Ramai. Satu kata yang bisa saya munculkan saat melihat barisan panjang di pintu masuk. Kalau saja bukan karena Sheila on 7 yang menjadi bintang tamu utamanya, saya mungkin sudah menolak tiket gratis dari Rere dan memilih untuk menonton film di kamar.

Saya memberikan tiket kepada salah satu panitia. Jemarinya dengan cepat merobek tiket menjadi dua bagian dan salah satunya diberikan lagi ke saya. "Ini voucher minumannya bisa dituker di dalem ya kak." Lalu mempersilakan saya untuk masuk.

Langkah saya berhenti. Ada sengatan aneh namun tak asing dengan atmosfir di dalam sini. Mungkin karena setahun yang lalu saya juga pernah ada di dalam keramaian acara musik tahunan ini. Bersama Haris.

Haris lagi.

Saya melangkahkan kaki ke tenant minuman yang disediakan panitia. Sembari mengantre mari kita kilas balik tentang saya dan Haris, karena sepertinya malam ini otak saya menolak untuk tidak memikirkannya lagi.

Hampir dua tahun yang lalu saya bertemu Haris, berkenalan dengannya secara kebetulan. Sosoknya tidak pernah saya sangka akan mengubah hidup saya sedemikian rupa dan memberikan kejutan-kejutan kecil yang perlahan membuat saya pulih dari luka.

Saya jatuh cinta dengan Haris.

Butuh waktu beberapa bulan bagi saya dan Haris untuk meresmikan hubungan kami. Itu karena Haris sama payahnya dengan saya dalam urusan asmara, walaupun kami punya pengalaman pacaran sebelumnya tapi nyatanya tidak cukup membuat kami berani.

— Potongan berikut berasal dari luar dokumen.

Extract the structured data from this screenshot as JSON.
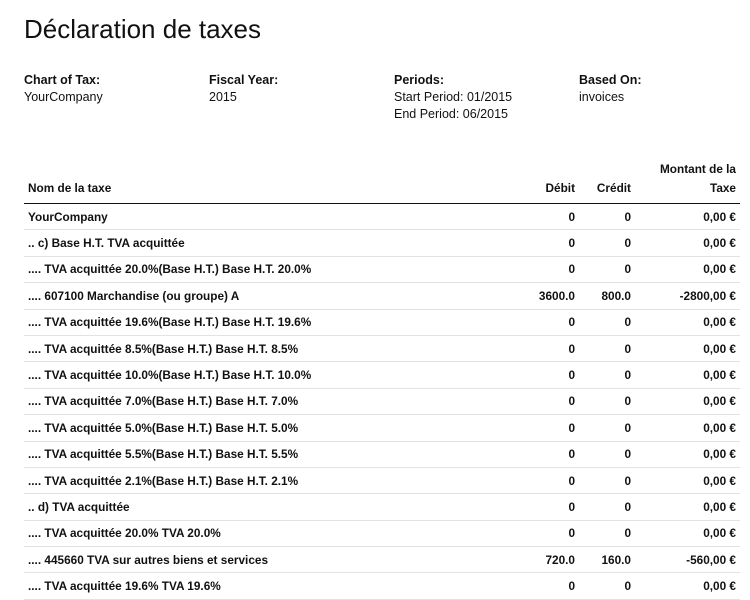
{
  "report": {
    "title": "Déclaration de taxes",
    "meta": [
      {
        "label": "Chart of Tax:",
        "values": [
          "YourCompany"
        ]
      },
      {
        "label": "Fiscal Year:",
        "values": [
          "2015"
        ]
      },
      {
        "label": "Periods:",
        "values": [
          "Start Period: 01/2015",
          "End Period: 06/2015"
        ]
      },
      {
        "label": "Based On:",
        "values": [
          "invoices"
        ]
      }
    ],
    "columns": {
      "name": "Nom de la taxe",
      "debit": "Débit",
      "credit": "Crédit",
      "amount_line1": "Montant de la",
      "amount_line2": "Taxe"
    },
    "rows": [
      {
        "name": "YourCompany",
        "debit": "0",
        "credit": "0",
        "amount": "0,00 €"
      },
      {
        "name": ".. c) Base H.T. TVA acquittée",
        "debit": "0",
        "credit": "0",
        "amount": "0,00 €"
      },
      {
        "name": ".... TVA acquittée 20.0%(Base H.T.) Base H.T. 20.0%",
        "debit": "0",
        "credit": "0",
        "amount": "0,00 €"
      },
      {
        "name": ".... 607100 Marchandise (ou groupe) A",
        "debit": "3600.0",
        "credit": "800.0",
        "amount": "-2800,00 €"
      },
      {
        "name": ".... TVA acquittée 19.6%(Base H.T.) Base H.T. 19.6%",
        "debit": "0",
        "credit": "0",
        "amount": "0,00 €"
      },
      {
        "name": ".... TVA acquittée 8.5%(Base H.T.) Base H.T. 8.5%",
        "debit": "0",
        "credit": "0",
        "amount": "0,00 €"
      },
      {
        "name": ".... TVA acquittée 10.0%(Base H.T.) Base H.T. 10.0%",
        "debit": "0",
        "credit": "0",
        "amount": "0,00 €"
      },
      {
        "name": ".... TVA acquittée 7.0%(Base H.T.) Base H.T. 7.0%",
        "debit": "0",
        "credit": "0",
        "amount": "0,00 €"
      },
      {
        "name": ".... TVA acquittée 5.0%(Base H.T.) Base H.T. 5.0%",
        "debit": "0",
        "credit": "0",
        "amount": "0,00 €"
      },
      {
        "name": ".... TVA acquittée 5.5%(Base H.T.) Base H.T. 5.5%",
        "debit": "0",
        "credit": "0",
        "amount": "0,00 €"
      },
      {
        "name": ".... TVA acquittée 2.1%(Base H.T.) Base H.T. 2.1%",
        "debit": "0",
        "credit": "0",
        "amount": "0,00 €"
      },
      {
        "name": ".. d) TVA acquittée",
        "debit": "0",
        "credit": "0",
        "amount": "0,00 €"
      },
      {
        "name": ".... TVA acquittée 20.0% TVA 20.0%",
        "debit": "0",
        "credit": "0",
        "amount": "0,00 €"
      },
      {
        "name": ".... 445660 TVA sur autres biens et services",
        "debit": "720.0",
        "credit": "160.0",
        "amount": "-560,00 €"
      },
      {
        "name": ".... TVA acquittée 19.6% TVA 19.6%",
        "debit": "0",
        "credit": "0",
        "amount": "0,00 €"
      }
    ]
  }
}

Untuk mengiyakan ajakan Haris kala itu, saya butuh beberapa pertimbangan dan saya juga yakin untuk mengajak saya menjalin hubungan, Haris juga punya beberapa keputusan. Saya yang perlu meyakinkan diri kalau saya sudah bisa berdamai dengan diri sendiri dan masa lalu, sedangkan Haris, entahlah saya tidak sempat bertanya pertimbangan apa yang telah ia pikirkan; kami kehabisan waktu.

Bersama Haris, akhirnya saya mengerti kalau hubungan dua manusia bukan dan tidak akan pernah menjadi perkara yang sederhana. Naik turunnya dinamika dalam suatu hubungan, bersama Haris saya alami keduanya; terbang tinggi di antara bintang-bintang dengan spektrum warna-warni cerah, pun berdiri di ujung jurang curam dengan dunia saya yang tiba-tiba jadi rabun warna.

Dan bersama Haris, saya memahami ada situasi-situasi tertentu yang menyebabkan dua manusia tidak bisa bersatu.

Ah, mungkin memang seharusnya dari awal saya menolak tiket dari Rere kalau malam ini malah jadi ajang kilas balik hubungan kami.

"Makasih," Saya menerima minuman berkarbonasi lalu keluar dari barisan, mencari spot yang bagus untuk menonton penampilan si bintang utama.

Tak jauh dari tempat saya berdiri, ada Calvin dan Bian yang entah sedang membicarakan apa, saya hanya bisa berdoa hubungan mereka akan selalu baik-baik saja. Tapi rupanya tanpa saya doakan pun hubungan mereka sudah lebih dari kata baik, dan sepertinya menyerah bukan pilihan yang Calvin ambil, melihat bagaimana Bian tak risih saat jemarinya digenggam.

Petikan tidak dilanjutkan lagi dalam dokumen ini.